Román

Crítica de Rolando Gallego - El Espectador Avezado

“Román” (2018) de Eduardo Meneghelli podría haber sido una gran película. El condicional ya habla de la imposibilidad de conseguirlo y de algunas decisiones, principalmente de elenco, que han cerrado esa oportunidad y cruzar el límite del verosímil a lugares nunca antes explorados.
El cine nacional ha reflejado en infinidad de oportunidades el trasfondo de la fuerza policial, una institución que buscó provecho de su investidura en toda ocasión que ha podido hacerlo. Esta mirada no es sólo local, tenemos en “The Simpsons” al jefe Górgory, hombre de buen corazón e intenciones pero que no puede con su gula y siempre, siempre, saca rédito de lo que sea.
En un capítulo precisamente de esa serie, Marge Simpson se transforma en una oficial efectiva, eficiente, honesta, quien deberá luchar no sólo con la misoginia imperante en la fuerza, sino, principalmente, con la impericia del resto de sus compañeros, que le pedirán un poco menos de trabajo, hasta que, renuncia.

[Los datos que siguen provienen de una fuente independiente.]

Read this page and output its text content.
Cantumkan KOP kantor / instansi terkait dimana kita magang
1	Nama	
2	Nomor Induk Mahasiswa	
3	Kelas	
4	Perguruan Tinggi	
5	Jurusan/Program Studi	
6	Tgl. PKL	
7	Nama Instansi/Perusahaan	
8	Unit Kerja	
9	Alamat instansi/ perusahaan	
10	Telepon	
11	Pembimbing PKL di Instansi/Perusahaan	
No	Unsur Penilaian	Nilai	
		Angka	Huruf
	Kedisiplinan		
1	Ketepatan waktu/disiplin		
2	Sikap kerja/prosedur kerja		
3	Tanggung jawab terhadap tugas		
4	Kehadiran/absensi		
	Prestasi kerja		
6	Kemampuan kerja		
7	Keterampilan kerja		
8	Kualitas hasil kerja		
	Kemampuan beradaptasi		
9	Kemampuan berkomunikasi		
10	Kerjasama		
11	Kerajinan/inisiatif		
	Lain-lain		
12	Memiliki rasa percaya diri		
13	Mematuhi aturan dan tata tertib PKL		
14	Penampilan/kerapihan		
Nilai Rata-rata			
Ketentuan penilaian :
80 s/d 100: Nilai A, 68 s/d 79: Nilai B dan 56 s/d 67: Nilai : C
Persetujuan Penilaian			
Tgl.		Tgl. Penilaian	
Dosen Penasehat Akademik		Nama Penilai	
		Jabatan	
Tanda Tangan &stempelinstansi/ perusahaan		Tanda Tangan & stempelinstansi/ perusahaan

El protagonista del film, Roman (Gabriel Peralta) es un oficial que en sus rutinas intenta ser un policía impoluto que cumple con sus funciones sin siquiera dejar caer un papel al piso y no levantarlo luego. Con su compañero (Nazareno Casero) enfrentan, en algunas oportunidades casos de violencia doméstica o de robo, a los que siempre Román intenta resolver dentro de las normas de la ley, y si no puede, deja de lado su uniforme e intenta hacer entrar en razón, como sea, a aquel que no quiere estar en el camino del “bien”.
Cuando se ve involucrado en un caso que lo expone ante sus superiores, y en paralelo intenta resolver una artimaña que la Iglesia Evangélica le ha realizado a su único amigo (Horacio Roca), comenzará un raid de venganza para recuperar aquello que está a punto de perder.
El principal inconveniente en “Román” es la inexpresividad y monotonía de Peralta para llevar adelante él solo el peso narrativo de la propuesta, un film que bucea en temas de agenda mediática, pero que elige quedarse con el trazo grueso de la bondad de su personaje central y su obsesión por desentrañar cuestiones que lo acechan en su cotidiano.
A saber, si va a un gimnasio, detecta venta de droga en él, o, por ejemplo, va a la Iglesia pero desentraña mecanismos para robarle a la gente en la misma.
Esa moral choca con la clandestinidad con la que maneja su relación con una joven (Aylin Prandi), casada con el pastor que maneja el templo (Carlos Portaluppi), y que contradice todos los preceptos iniciales con los que el guión construye a Román. A la brevedad del largometraje, se suman cuestiones técnicas, de encuadre, decisiones sobre los diálogos, que traccionan aún más aquellos problemas derivados de la interpretación central de Peralta.
Por eso el podría haber sido una gran producción en el comienzo de estas palabras, podría haber trabajado con un arco que posibilite la visión de la transformación de Román, podría haber elegido un tono menos naturalista para representar los conflictos, podría haberse optado por ensayar más antes de decir los parlamentos.
Pero como la historia ya está presentada, ya nada se puede hacer más que lamentar una nueva oportunidad perdida para hablar de una institución corrupta, que esconde debajo de la alfombra sus mentiras y que sigue construyendo con organizaciones, iglesias, entidades, cultos, etc… una red de complicidad y estafa, esa que tanto le molesta a Román, a pesar de sus contradicciones.
Una desafortunada propuesta. A destacar, Arnaldo André como nunca antes se lo ha visto.